With over £13billion lost to cyber fraud in the UK each year, Nickie Aiken MP took part in a Westminster Hall debate to highlight the work being done by the City of London Police, based in the Two Cities, to help combat some of the thousands of cyber scams in operation in the UK and to emphasise the need for government to ensure that local police forces have the capacity to take the cases forward.
Nickie spoke about vigilance for individuals not just in their day to day lives, but also in their online presence and reported that the best way to highlight these scams are to forward possible scam texts to 7726 or forward phishing emails to email@example.com
Thank you, Mr Dowd, and it's a pleasure to serve under your chairmanship this afternoon. And I would like to thank the Honourable Member for Ogmore for securing this timely debate.
The scale of fraud and cybercrime is remarkable, affecting more people more often than any other crime. It represents more than a third of all estimated crime, with 6.1 million incidents in England and Wales in the year ending September 2020.
80% of reported fraud is facilitated by the use of digital technology, and the Coronavirus pandemic means so many more of us are using online services to shop, invest, and for leisure.
And our habits change, so do those of criminals. I believe that life on the internet should be as safe as our lives offline. If being exploited on the high street is unacceptable, the same must apply to vendors who operate online.
I am proud that the City of London Police, based in my constituency, is the National Police Chiefs' Council lead for economic and cybercrime and the national lead force for fraud. They work to investigate serious, complex, and cross-border fraud, which is beyond the capability of a local police force, and provides training for such police forces and private sector work through its Economic Crime Academy.
With the support of the City of London Corporation and stakeholders including UK Finance, the City of London Police has consistently shown how it can harness and work with the private sector to tackle cyber fraud, providing a bridge for law enforcement into financial institutions, and importantly, now into the Fintech sector.
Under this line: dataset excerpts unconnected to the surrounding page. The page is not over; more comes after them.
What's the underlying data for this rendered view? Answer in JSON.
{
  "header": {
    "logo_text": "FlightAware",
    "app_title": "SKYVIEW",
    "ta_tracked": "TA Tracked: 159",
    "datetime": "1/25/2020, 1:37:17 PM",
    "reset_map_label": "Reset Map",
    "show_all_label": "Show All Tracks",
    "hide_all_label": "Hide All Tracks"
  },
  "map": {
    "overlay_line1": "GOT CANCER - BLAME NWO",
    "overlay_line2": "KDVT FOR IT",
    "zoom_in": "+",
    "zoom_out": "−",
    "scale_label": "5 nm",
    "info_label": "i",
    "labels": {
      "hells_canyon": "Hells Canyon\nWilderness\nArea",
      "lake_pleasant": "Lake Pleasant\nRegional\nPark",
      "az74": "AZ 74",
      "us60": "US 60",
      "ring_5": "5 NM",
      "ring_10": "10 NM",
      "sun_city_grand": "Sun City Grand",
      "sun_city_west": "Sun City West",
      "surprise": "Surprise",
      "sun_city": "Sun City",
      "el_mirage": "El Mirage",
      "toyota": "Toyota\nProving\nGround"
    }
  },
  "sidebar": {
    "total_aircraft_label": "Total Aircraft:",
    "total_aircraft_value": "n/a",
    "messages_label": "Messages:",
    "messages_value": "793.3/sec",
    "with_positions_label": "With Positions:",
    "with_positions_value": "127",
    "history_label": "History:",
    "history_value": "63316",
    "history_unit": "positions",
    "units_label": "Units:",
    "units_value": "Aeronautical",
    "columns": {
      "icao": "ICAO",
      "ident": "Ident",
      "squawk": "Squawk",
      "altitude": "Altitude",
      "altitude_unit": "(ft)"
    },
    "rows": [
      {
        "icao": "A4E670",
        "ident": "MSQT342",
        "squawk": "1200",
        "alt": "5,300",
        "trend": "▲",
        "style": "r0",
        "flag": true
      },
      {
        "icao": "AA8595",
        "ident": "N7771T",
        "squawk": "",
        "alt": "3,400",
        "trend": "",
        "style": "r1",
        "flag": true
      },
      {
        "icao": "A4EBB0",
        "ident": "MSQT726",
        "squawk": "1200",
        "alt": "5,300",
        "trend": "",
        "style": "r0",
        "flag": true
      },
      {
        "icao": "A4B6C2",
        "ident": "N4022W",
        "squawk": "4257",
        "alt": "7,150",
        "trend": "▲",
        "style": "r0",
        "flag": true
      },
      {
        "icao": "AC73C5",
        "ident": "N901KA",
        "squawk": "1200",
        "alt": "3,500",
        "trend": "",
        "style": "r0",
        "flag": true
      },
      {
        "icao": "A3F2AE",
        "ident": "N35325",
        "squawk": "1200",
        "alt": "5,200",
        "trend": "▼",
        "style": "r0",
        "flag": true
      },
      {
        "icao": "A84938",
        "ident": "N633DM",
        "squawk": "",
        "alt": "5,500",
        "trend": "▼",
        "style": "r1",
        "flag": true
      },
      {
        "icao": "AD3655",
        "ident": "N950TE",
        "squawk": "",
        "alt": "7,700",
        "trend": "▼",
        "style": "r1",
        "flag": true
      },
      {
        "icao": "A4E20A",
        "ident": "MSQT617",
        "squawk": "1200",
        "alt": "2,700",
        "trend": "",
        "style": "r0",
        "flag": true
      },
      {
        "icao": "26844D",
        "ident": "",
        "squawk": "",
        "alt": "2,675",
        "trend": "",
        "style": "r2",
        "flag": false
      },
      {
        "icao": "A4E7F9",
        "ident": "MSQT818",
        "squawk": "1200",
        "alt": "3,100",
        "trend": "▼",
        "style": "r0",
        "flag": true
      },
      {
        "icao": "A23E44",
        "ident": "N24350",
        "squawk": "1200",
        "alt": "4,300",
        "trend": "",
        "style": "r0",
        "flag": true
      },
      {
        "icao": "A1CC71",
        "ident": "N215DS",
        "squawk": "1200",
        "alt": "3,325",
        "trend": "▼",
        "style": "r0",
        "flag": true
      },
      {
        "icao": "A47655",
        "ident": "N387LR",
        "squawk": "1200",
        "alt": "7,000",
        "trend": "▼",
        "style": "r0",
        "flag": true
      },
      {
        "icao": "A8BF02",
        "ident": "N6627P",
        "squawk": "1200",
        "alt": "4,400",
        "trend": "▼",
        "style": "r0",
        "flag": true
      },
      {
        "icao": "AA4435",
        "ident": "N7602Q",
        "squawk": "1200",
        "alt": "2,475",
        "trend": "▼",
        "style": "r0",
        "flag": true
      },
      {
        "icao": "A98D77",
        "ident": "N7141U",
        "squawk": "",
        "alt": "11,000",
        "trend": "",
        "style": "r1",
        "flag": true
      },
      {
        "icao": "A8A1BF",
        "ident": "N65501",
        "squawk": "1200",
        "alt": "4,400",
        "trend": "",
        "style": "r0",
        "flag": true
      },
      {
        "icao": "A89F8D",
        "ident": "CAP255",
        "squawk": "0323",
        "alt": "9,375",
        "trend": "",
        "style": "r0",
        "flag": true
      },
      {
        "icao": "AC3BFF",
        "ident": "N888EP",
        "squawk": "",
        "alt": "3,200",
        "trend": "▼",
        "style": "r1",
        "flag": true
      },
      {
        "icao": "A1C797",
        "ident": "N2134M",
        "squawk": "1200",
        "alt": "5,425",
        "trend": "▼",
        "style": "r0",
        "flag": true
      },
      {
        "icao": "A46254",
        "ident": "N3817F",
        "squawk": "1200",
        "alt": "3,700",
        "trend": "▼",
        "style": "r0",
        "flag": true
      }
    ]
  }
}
Mr Dowd, I welcome the draught online safety bill announced in the recent Queen's Speech, which I hope will do much to tackle cyber fraud. Indeed, the inclusion of fraud within the legislation will provide much-needed encouragement for online service providers to take responsibility for protecting users of their services and implementing counter-fraud strategies to prevent malicious content. This is essential in a time where we have become even more dependent on making our digital defences robust and capable of dealing with the volume of fraud that we are now seeing.
By the same token, if we are seeing cyber fraud more often replacing traditional crime, we must allocate the relevant resources to reflect this new significance.
Equally, the City of London Police, which holds, as I said, the unique role in this landscape, must be properly funded so it can continue upholding their national responsibilities.
This said, online fraud need not be as sophisticated. Online threats can and do spring from almost anywhere.
Last year, the City of London Police alone requested suspension of 54,000 telephone, email, website and social media accounts.
Facebook, Amazon, WhatsApp, Instagram, Snapchat, Twitter and LinkedIn are the platforms that feature most frequently in fraud and cybercrime reports.
And I'm sure all of us in this room use at least one of these platforms every day.
The challenge is immense, and online services providers must take more responsibility in protecting the users of their services and implementing counter-fraud strategies.
The Suspicious Email Reporting Service, developed in partnership with the National Cyber Security Crime Centre, has received nearly 6 million reports in the last year resulting in the removal of more than 43,000 scams and 86,000 URLs, including those linked to COVID19, investment, and online shopping fraud.
I personally have used the excellent service myself, forwarding suspicious emails to firstname.lastname@example.org and text to 7726.
We all have a part to play in ensuring those fraudsters are closed down as soon as possible.
Clearly, updating the framework by which we enforce against cyber fraud is a priority for this government, and I welcome their conviction on this. But the solution is not one dimensional.
All of us have a role to play with fraud prevention.
We know not to leave our doors unlocked, to leave possessions visible in our cars, to leave our telephones on a table when we're out eating.
We know that in order to keep ourselves safe, we have to take a degree of personal responsibility, and the same now needs to be replicated online.
And people, no matter what their age, should be taught how to keep themselves safe online.
Mr Dowd, one final point, if I may.
While there is more that can and quickly is being done centrally, I believe that there needs to be a greater priority placed on fraud at a local policing level.
Indeed, too few of the cases disseminated to local forces for investigation by Action Fraud have actually reached a judicial outcome.
So simply increasing capability, capacity and focus, centrally, will not address the substantial shortfall in local police forces to take cases forward. Now more than ever there needs to be a drive to boost local police capacity and ensure consistency of approach.
I'm glad to see the government respond with strength on this issue, and it is my hope this strength does not wane but fortifies itself to protect our citizens against aggressive and malicious abuses of technology.